Canopy Growth Aktie: Leichte Entspannung
Canopy Growth verzeichnet ein Kursplus nach einem Analysten-Rating-Upgrade und schließt die Integration von MTL Cannabis ab, um Synergien zu heben. Die fundamentale Lage bleibt jedoch angespannt.

- Rating-Erhöhung von Verkaufen auf Halten
- Übernahme von MTL Cannabis abgeschlossen
- Ziel für positives EBITDA erst 2027
- Kurs profitiert von überverkaufter Lage
Nach anhaltendem Abwärtsdruck sendet Canopy Growth ein erstes, vorsichtiges Lebenszeichen. Eine Kombination aus extrem überverkauften Indikatoren und einer milderen Analystenstimme lockte zu Wochenbeginn wieder Käufer an. Im Hintergrund treibt das Management derweil die Integration der jüngsten Übernahme voran, um die tiefroten Zahlen in den Griff zu bekommen.

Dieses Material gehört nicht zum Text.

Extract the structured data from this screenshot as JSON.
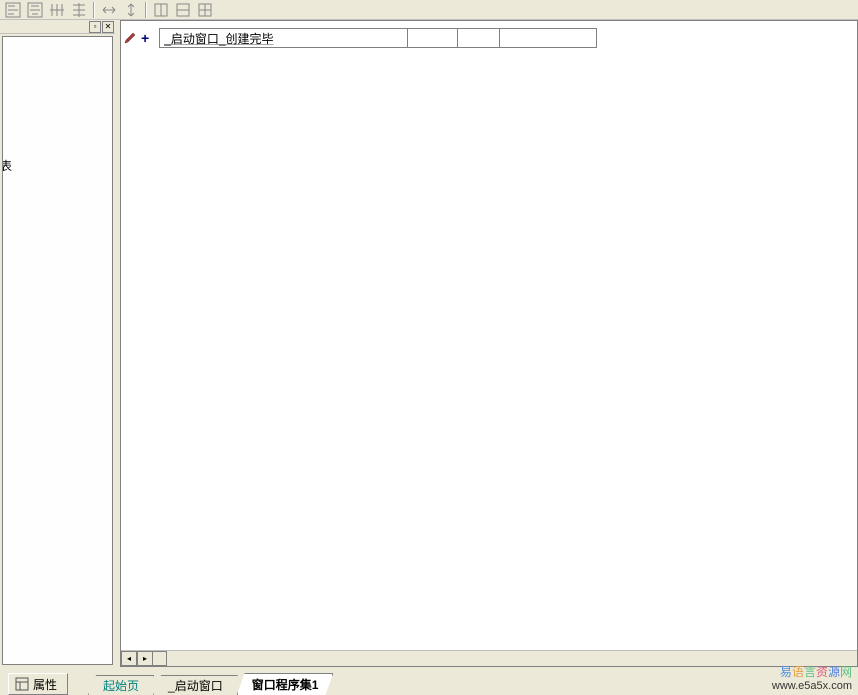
{
  "editor": {
    "row_label": "_启动窗口_创建完毕"
  },
  "left_panel": {
    "clipped": "表"
  },
  "bottom": {
    "properties_label": "属性",
    "tabs": {
      "start": "起始页",
      "startup_window": "_启动窗口",
      "window_proc_set": "窗口程序集1"
    }
  },
  "watermark": {
    "line1": "易语言资源网",
    "line2": "www.e5a5x.com"
  }
}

Verantwortlich für das jüngste Kursplus von gut drei Prozent auf 0,97 US-Dollar war unter anderem eine neue Einschätzung von Wall Street Zen. Die Experten hoben ihr Rating am Wochenende von „Verkaufen“ auf „Halten“ an. Diese Neubewertung traf auf ein Marktumfeld, in dem die Papiere technisch stark ausgebombt waren. Mit einem Relative-Stärke-Index (RSI) von knapp 33 bewegt sich der Titel weiterhin im überverkauften Bereich, was am Montag kurzfristig orientierte Anleger anlockte und das Handelsvolumen leicht über den Durchschnitt trieb.
Frischer Wind im Management
Abseits der Charttechnik ruhen die Hoffnungen auf der operativen Neuausrichtung. Mitte März schloss das Unternehmen die Übernahme von MTL Cannabis ab. Dieser Schritt soll innerhalb der nächsten 18 Monate Synergieeffekte von rund 10 Millionen US-Dollar freisetzen.

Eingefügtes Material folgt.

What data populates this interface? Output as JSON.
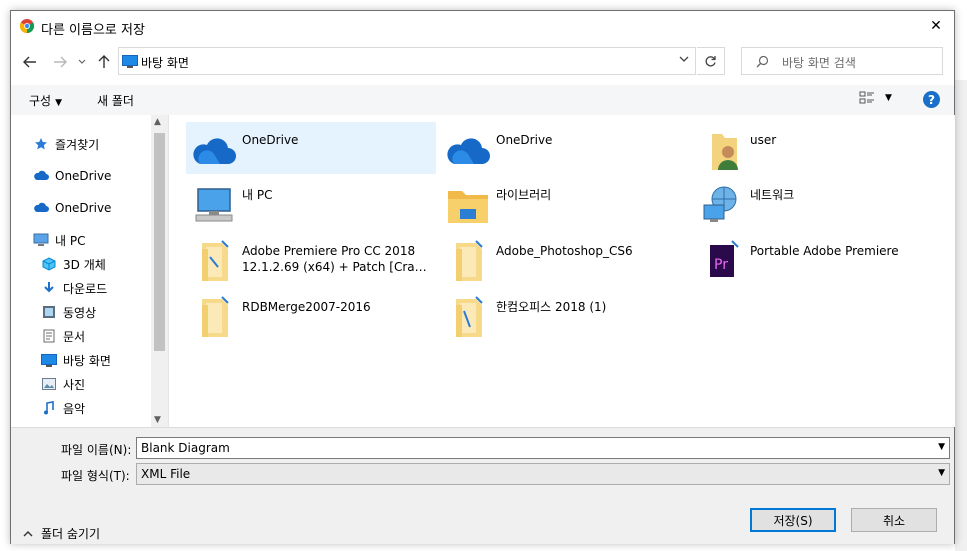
{
  "dialog": {
    "title": "다른 이름으로 저장",
    "close_symbol": "✕"
  },
  "address": {
    "location": "바탕 화면",
    "search_placeholder": "바탕 화면 검색"
  },
  "toolbar": {
    "organize_label": "구성",
    "new_folder_label": "새 폴더",
    "help_symbol": "?"
  },
  "navpane": {
    "items": [
      {
        "label": "즐겨찾기",
        "icon": "star-icon"
      },
      {
        "label": "OneDrive",
        "icon": "cloud-icon"
      },
      {
        "label": "OneDrive",
        "icon": "cloud-icon"
      },
      {
        "label": "내 PC",
        "icon": "pc-icon"
      },
      {
        "label": "3D 개체",
        "icon": "cube-icon"
      },
      {
        "label": "다운로드",
        "icon": "download-icon"
      },
      {
        "label": "동영상",
        "icon": "video-icon"
      },
      {
        "label": "문서",
        "icon": "document-icon"
      },
      {
        "label": "바탕 화면",
        "icon": "desktop-icon"
      },
      {
        "label": "사진",
        "icon": "picture-icon"
      },
      {
        "label": "음악",
        "icon": "music-icon"
      }
    ]
  },
  "files": [
    {
      "name": "OneDrive",
      "icon": "onedrive-icon"
    },
    {
      "name": "OneDrive",
      "icon": "onedrive-icon"
    },
    {
      "name": "user",
      "icon": "user-folder-icon"
    },
    {
      "name": "내 PC",
      "icon": "pc-icon"
    },
    {
      "name": "라이브러리",
      "icon": "library-folder-icon"
    },
    {
      "name": "네트워크",
      "icon": "network-icon"
    },
    {
      "name": "Adobe Premiere Pro CC 2018",
      "name2": "12.1.2.69 (x64) + Patch [Cracks...",
      "icon": "folder-shortcut-icon"
    },
    {
      "name": "Adobe_Photoshop_CS6",
      "icon": "folder-shortcut-icon"
    },
    {
      "name": "Portable Adobe Premiere",
      "icon": "premiere-shortcut-icon"
    },
    {
      "name": "RDBMerge2007-2016",
      "icon": "folder-shortcut-icon"
    },
    {
      "name": "한컴오피스 2018 (1)",
      "icon": "folder-shortcut-icon"
    }
  ],
  "form": {
    "filename_label": "파일 이름(N):",
    "filename_value": "Blank Diagram",
    "filetype_label": "파일 형식(T):",
    "filetype_value": "XML File",
    "hide_folders_label": "폴더 숨기기",
    "save_label": "저장(S)",
    "cancel_label": "취소"
  },
  "colors": {
    "accent": "#0078d7",
    "selection": "#e5f3ff",
    "help": "#1a70c9"
  }
}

Gleichzeitig zieht neues Personal in die Führungsetage ein. Der ehemalige MTL-Chef Mike Perron übernimmt die Position des Chief Operating Officers. Laut CEO Luc Mongeau formt der Zusammenschluss den umsatzstärksten Akteur im kanadischen Markt für medizinisches Cannabis. Diese neu gewonnene Größe soll nun auch die geplante Expansion in Europa stützen.
Der lange Weg zur Profitabilität
Trotz der leichten Aufhellung bleibt die fundamentale Lage angespannt. Eine negative Nettomarge von über 94 Prozent zeigt deutlich, wie viel Arbeit noch vor dem neuen Führungsteam liegt. Der Nettoverlust wurde im dritten Quartal zwar um fast die Hälfte reduziert, das Ziel eines positiven bereinigten EBITDA ist allerdings erst für das Geschäftsjahr 2027 angesetzt.
Bis dahin bleibt das strikte Kostenmanagement die wichtigste Aufgabe, um den aktuellen Barbestand von 371 Millionen US-Dollar zu schonen und die Herausforderungen in den internationalen Lieferketten abzufedern. Der breite Analystenkonsens rät mit der Einstufung „Reduzieren“ und einer Gewinnerwartung von -2,81 US-Dollar pro Aktie für das laufende Jahr vorerst weiter zur Vorsicht.